Die Wahrheit über die drei Männer meiner Frau

Vor ein paar Jahren entdeckte ich etwas über meine Frau, das ich nie wieder vergessen konnte, und sie war es nicht, die es mir zuerst erzählte. Es war Camila, ihre Cousine, in einem dieser Gespräche, die harmlos wirken, bis das erste Teilchen fällt und die anderen mit sich reißt.

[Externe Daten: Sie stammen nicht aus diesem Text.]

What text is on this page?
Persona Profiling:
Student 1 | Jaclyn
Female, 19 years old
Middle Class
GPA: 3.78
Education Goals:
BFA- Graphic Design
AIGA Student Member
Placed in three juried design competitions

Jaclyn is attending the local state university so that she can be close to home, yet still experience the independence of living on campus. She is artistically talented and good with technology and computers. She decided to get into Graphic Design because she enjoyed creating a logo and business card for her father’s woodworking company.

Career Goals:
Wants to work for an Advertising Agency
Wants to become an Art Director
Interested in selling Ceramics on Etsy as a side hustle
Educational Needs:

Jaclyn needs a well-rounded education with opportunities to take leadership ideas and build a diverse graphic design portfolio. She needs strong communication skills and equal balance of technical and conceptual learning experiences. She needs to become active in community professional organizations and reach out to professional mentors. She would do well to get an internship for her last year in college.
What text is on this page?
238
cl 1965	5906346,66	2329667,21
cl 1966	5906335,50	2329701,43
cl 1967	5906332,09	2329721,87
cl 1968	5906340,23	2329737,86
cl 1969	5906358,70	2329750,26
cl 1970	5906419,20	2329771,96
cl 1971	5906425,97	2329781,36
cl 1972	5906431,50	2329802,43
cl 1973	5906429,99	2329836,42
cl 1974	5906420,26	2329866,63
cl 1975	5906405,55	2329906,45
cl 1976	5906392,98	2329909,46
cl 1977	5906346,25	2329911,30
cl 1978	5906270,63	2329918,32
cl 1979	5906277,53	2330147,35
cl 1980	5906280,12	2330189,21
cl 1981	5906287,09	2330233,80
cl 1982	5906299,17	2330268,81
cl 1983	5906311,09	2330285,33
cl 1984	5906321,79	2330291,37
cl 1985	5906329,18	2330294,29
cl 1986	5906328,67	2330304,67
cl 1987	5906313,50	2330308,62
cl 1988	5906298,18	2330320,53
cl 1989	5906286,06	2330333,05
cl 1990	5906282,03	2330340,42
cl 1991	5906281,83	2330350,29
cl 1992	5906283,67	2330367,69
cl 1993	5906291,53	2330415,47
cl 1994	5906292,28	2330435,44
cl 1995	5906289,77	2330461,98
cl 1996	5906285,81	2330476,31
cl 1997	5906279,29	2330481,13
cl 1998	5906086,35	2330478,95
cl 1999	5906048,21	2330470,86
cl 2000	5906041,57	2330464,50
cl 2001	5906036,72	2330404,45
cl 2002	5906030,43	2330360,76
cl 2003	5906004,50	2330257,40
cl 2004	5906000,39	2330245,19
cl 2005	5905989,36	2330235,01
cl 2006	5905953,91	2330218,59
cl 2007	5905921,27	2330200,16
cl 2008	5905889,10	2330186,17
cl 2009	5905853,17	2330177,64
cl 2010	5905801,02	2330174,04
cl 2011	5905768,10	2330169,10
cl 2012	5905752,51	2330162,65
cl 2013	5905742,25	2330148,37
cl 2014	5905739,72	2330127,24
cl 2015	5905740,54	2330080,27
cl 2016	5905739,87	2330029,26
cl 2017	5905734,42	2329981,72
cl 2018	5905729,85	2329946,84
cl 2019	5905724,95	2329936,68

Meine Frau hatte vor unserer Begegnung eine sehr dunkle finanzielle Phase durchlebt. Ich erfuhr es nach und nach, in Bruchstücken, in Nächten, in denen sie sich auf die Bettkante setzte und auf den Boden starrte, als suche sie den Ausgang aus etwas. Irgendwann sagte sie mir, sie habe „Dinge“ getan, um zu überleben. Dass sie Geld von drei älteren Männern angenommen habe. Dass es nur diese drei Begegnungen gewesen seien. Dass sie sich danach geschworen habe, sich niemals wieder aus Not hinzugeben.

Das war ihre Version. Die Version, an die ich glaubte, weil ich glauben wollte.

Die, die Camila mir erzählte, war anders.

Und wenn ein Teil nicht passt, beginnen die übrigen sich von selbst zu bewegen.

***

Das Gespräch mit Camila fand an einem langen Nachmittag in ihrer Wohnung in Cartagena statt, während meine Frau um die Ecke etwas einkaufen gegangen war. Camila war immer die verschwörerische Cousine gewesen, die Geheimnisse für sich behalten konnte und sie je nach Drink in der Hand auch zu erzählen wusste. An jenem Nachmittag hatte sie zwei Gläser Wein getrunken und man merkte ihr die lockere Zunge an.

—Es gibt etwas, das deine Frau dir nie erzählen wird —sagte sie und sah mich mit einem schiefen Lächeln an, bei dem ich nicht wusste, ob es Spott oder Mitleid war—. Und ich weiß nicht, ob ich diejenige sein sollte, die es dir sagt.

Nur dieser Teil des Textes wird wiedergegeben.